Rifts
Rifts are linear zones caused
by tectonic
plates and the Earth's crust and lithosphere are spreading or splitting apart. Rifts are usually accompanied by orogeny , volcanoes and earthquakes.When rifts remain above sea level they form a rift valley, which can be filled with water forming a rift lake.
Rift valleys are also called grabens, which means “ditch” in German.
Rift valleys are different from river valleys and glacial valleys because they are created by tectonic activity and not by the process of erosion.
Rift valleys are created by plate tectonics which are huge rocky slabs made up of the Earth's crust and upper mantle. They are always in motion—shifting against each other, falling beneath one another (which is a process called subduction) and crashing against one another.
Tectonic plates also tear apart from each other; this is called divergent plate. When the Earth’s plates move apart, the Earth’s crust separates, or rifts.
Rift valleys can lead to the creation of entirely new continents, or deepen valleys in existing ones.
Most rift valleys have been found underwater, along with large ridges that run all through the ocean.
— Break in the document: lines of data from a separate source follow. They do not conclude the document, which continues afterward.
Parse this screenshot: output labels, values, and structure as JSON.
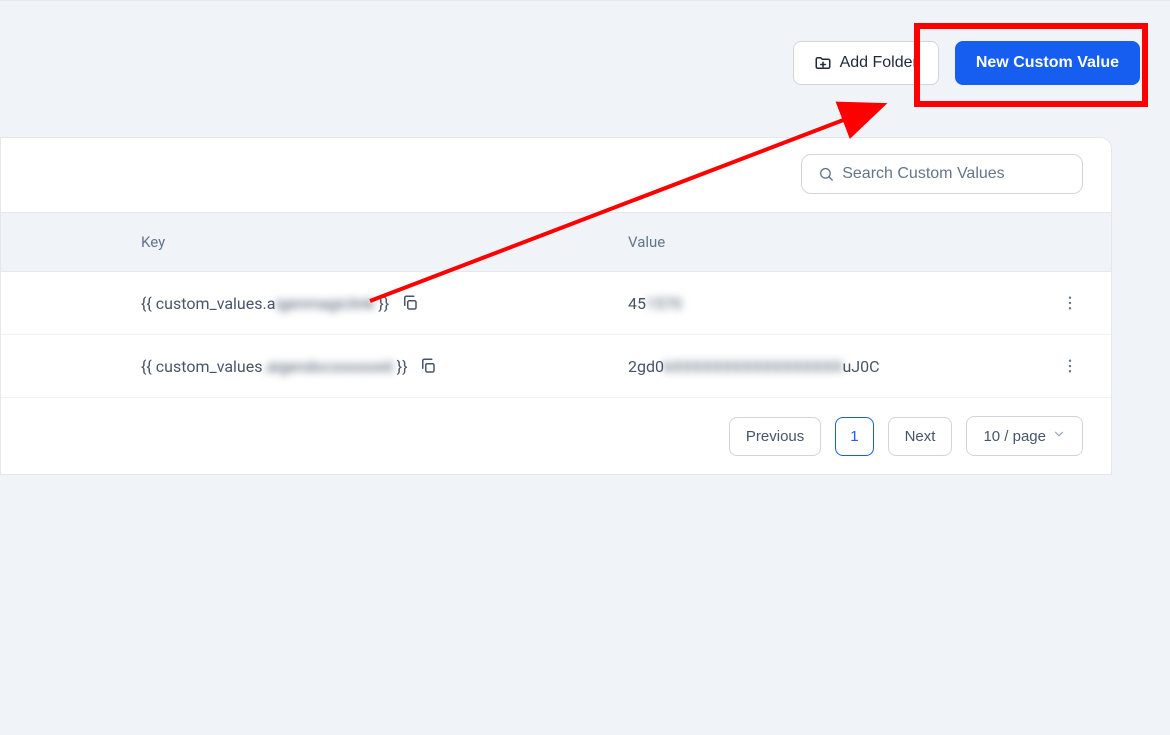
{
  "toolbar": {
    "addFolder": "Add Folder",
    "newCustomValue": "New Custom Value"
  },
  "search": {
    "placeholder": "Search Custom Values"
  },
  "table": {
    "headers": {
      "key": "Key",
      "value": "Value"
    },
    "rows": [
      {
        "key_prefix": "{{ custom_values.a",
        "key_blur": "igenmagiclink",
        "key_suffix": " }}",
        "value_prefix": "45",
        "value_blur": "1570",
        "value_suffix": ""
      },
      {
        "key_prefix": "{{ custom_values",
        "key_blur": ".aigendocxxxxxxid",
        "key_suffix": " }}",
        "value_prefix": "2gd0",
        "value_blur": "kXXXXXXXXXXXXXXXXX",
        "value_suffix": "uJ0C"
      }
    ]
  },
  "pagination": {
    "previous": "Previous",
    "page": "1",
    "next": "Next",
    "perPage": "10 / page"
  },
  "annotation": {
    "highlight_target": "new-custom-value-button"
  }
}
These mid-ocean ridges are formed as tectonic plates move away from one another. The plate’s separate, molten rock from the Earth’s interior well up and harden and touches the sea, forming new oceanic crust at the bottom of the rift valley.
This takes place along the northern crest of the Mid-Atlantic Ridge, where the North American plate and the Eurasian plate are splitting apart. The Mid-Atlantic Ridge rifts at an average of 2.5 centimetres (1 inch) per year. Over millions of years, the Mid-Atlantic Ridge has formed rift valleys as wide as 15 kilometers (9 miles).
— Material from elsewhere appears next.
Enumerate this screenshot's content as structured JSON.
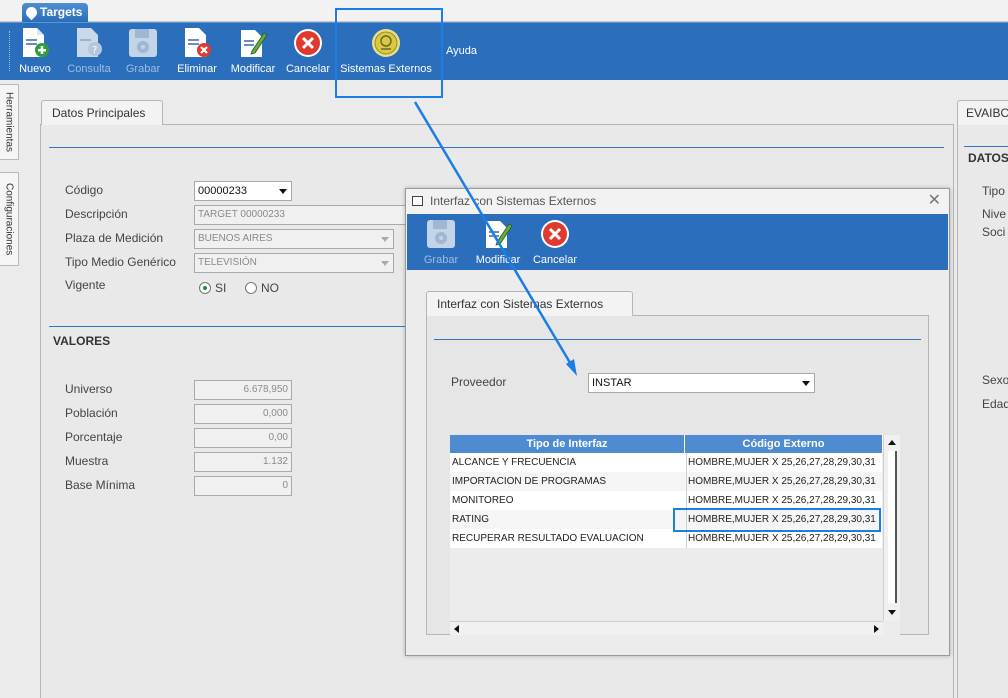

In the Pacific Ocean, the East Pacific Rise created rift valleys where the Pacific plate is separating from the North American plate, Riviera plate, Cocos plate, Nazca plate, and Antarctic plate. (The Pacific plate is the largest on Earth.) Like most underwater rift valleys, the East Pacific Rise is dotted with hydrothermal vents. The activity below the underwater rift valley creates these vents, which spew super-heated water and sometimes-toxic vent fluids into the ocean.
There are only two rift valleys on Earth within continental crust, the Baikal Rift Valley and the East African Rift.
Tectonic movement splits continental crust in the same way it does with mid-ocean ridges. As the sides of a rift valley move farther apart, the floor sinks lower.